Reducing Particulates and Gaseous Emissions through Fuel Switching from Coal to Wood Pellets at Power Plants in South Korea during 2005 to 2022


  • Seung-Rok Lee Graduate School of Energy and Environment (KU-KIST GREEN SCHOOL), Korea University, 145 Anam-ro, Seungbuk-gu, Seoul, 02841, Republic of Korea
  • Sae Byul Kang Energy Convergence System Research Department, Korea Institute of Energy Research, 152 Gajeong-ro, Yuseong-gu, Daejeon 34129, Republic of Korea
  • Gyu-Seong Han College of Agriculture, Life and Environments Sciences, Chungbuk National University, 1 Chungdae-ro, Seowon-gu, Cheongju-si, Chungcheongbuk-do 28644 Republic of Korea


Climate crisis, Wood pellet, Forest biomass, Bioenergy, Energy transition, Fuel combustion, Fuel switching, Particles emissions, Gaseous emissions


This study analyzed the particulates and gaseous emissions from 2005 to 2022 for power plants in South Korea (Utility scale: 125 MW (B-1) and 200 MW (B-2), respectively), which recently successfully converted from coal to wood pellets.
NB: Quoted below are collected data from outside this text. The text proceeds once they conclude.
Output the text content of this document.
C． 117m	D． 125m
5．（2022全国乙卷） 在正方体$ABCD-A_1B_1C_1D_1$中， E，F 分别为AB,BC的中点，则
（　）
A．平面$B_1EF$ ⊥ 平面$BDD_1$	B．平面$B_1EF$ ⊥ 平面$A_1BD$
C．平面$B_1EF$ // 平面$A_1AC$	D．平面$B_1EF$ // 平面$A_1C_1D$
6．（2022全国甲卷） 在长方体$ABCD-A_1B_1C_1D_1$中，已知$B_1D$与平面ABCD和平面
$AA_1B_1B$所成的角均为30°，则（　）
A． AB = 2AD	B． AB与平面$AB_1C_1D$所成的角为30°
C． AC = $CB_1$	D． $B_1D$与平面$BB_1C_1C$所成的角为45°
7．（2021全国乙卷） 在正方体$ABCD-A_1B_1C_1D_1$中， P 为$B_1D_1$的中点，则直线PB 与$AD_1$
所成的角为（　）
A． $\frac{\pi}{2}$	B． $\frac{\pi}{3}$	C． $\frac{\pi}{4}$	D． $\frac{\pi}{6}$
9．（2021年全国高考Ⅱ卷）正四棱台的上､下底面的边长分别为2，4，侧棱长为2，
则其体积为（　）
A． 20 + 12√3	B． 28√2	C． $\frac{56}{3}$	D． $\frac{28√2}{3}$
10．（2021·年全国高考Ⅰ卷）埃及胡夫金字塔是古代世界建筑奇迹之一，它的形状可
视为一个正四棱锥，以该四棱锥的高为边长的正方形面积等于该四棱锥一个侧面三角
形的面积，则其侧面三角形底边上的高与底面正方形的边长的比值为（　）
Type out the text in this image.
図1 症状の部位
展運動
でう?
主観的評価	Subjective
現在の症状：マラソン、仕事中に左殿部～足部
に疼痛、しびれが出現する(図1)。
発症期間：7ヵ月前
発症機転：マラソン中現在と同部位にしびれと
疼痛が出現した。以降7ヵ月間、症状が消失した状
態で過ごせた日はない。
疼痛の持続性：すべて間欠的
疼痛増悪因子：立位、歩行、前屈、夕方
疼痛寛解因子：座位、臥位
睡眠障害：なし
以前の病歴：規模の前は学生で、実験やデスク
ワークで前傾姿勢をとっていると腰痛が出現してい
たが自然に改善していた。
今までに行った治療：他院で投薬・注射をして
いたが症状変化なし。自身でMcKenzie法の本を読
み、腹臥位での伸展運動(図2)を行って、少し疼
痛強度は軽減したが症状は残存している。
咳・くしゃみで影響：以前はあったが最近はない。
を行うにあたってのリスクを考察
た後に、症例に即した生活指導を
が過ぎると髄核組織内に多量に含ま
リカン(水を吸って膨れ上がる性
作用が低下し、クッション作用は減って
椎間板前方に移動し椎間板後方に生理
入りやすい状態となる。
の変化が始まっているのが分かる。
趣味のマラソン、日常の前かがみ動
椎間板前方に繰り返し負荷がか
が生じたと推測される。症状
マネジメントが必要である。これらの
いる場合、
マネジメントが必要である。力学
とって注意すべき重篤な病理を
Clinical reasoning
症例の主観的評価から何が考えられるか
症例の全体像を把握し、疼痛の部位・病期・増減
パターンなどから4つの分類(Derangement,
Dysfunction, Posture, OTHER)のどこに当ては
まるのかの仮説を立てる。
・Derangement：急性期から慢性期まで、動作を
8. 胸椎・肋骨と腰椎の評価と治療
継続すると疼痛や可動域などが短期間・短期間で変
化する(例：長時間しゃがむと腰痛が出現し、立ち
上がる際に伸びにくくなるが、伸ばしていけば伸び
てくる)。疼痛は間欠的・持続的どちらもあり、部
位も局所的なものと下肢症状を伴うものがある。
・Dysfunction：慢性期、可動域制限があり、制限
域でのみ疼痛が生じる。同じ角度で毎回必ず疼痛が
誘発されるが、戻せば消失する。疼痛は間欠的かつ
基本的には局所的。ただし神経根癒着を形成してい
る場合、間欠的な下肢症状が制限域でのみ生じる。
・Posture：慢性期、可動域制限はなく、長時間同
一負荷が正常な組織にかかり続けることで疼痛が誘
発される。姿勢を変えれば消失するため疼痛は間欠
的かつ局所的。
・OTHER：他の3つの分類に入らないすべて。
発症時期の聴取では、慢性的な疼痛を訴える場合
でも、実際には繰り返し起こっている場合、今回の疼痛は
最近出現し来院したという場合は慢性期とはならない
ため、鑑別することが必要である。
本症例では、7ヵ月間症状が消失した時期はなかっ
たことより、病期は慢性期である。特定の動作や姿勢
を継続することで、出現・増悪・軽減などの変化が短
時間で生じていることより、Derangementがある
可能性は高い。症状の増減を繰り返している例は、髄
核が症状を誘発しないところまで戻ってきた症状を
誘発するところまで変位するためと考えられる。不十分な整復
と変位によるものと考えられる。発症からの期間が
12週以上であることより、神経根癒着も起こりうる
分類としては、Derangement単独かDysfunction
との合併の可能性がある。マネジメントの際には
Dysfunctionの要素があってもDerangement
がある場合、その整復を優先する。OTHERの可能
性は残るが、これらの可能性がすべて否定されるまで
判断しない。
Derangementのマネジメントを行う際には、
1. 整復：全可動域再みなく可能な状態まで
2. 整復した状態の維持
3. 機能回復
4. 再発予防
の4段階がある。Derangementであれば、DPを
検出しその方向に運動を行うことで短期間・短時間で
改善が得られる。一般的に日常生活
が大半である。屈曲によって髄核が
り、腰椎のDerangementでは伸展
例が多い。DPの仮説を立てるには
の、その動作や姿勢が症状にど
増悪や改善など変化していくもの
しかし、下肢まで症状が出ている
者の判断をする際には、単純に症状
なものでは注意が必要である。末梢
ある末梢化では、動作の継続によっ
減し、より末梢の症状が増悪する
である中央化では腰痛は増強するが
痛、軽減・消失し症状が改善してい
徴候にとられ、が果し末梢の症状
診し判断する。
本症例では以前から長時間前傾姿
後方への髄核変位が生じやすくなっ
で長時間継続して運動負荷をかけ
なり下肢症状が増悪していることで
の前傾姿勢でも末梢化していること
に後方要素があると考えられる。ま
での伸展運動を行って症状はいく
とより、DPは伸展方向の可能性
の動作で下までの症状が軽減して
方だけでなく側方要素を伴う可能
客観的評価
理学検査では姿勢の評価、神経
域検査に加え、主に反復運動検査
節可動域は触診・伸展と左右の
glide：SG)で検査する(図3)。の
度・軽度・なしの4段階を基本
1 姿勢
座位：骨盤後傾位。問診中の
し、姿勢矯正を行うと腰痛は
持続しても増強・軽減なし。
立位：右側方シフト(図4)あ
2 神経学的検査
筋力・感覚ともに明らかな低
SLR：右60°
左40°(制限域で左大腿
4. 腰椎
The analysis showed that (1) NOx reduction was 78.9 to 90.0% (with outlet denitrification facility), (2) SOx reduction was 95.0 to 99.6% (without desulfurization facility condition), and (3) total suspended particles (TSP) reduction was 70.3 to 87.2% (with improved filtration and dust collection facility). This research confirmed the capabilities of wood pellets as a baseload power source and demonstrated their superior NOx reduction compared to coal. In the case of SOx, the desulfurization facility was discontinued at the stage of the fuel switch, so the value was affected by exogenous variable factors other than fuel. The TSP appears to be a combination of the ‘fine dust' contained in the wood pellets and the performance of the filtration dust collector. The results suggest that fuel switching to wood pellets is a viable alternative to fossil fuels as an appropriate climate technology.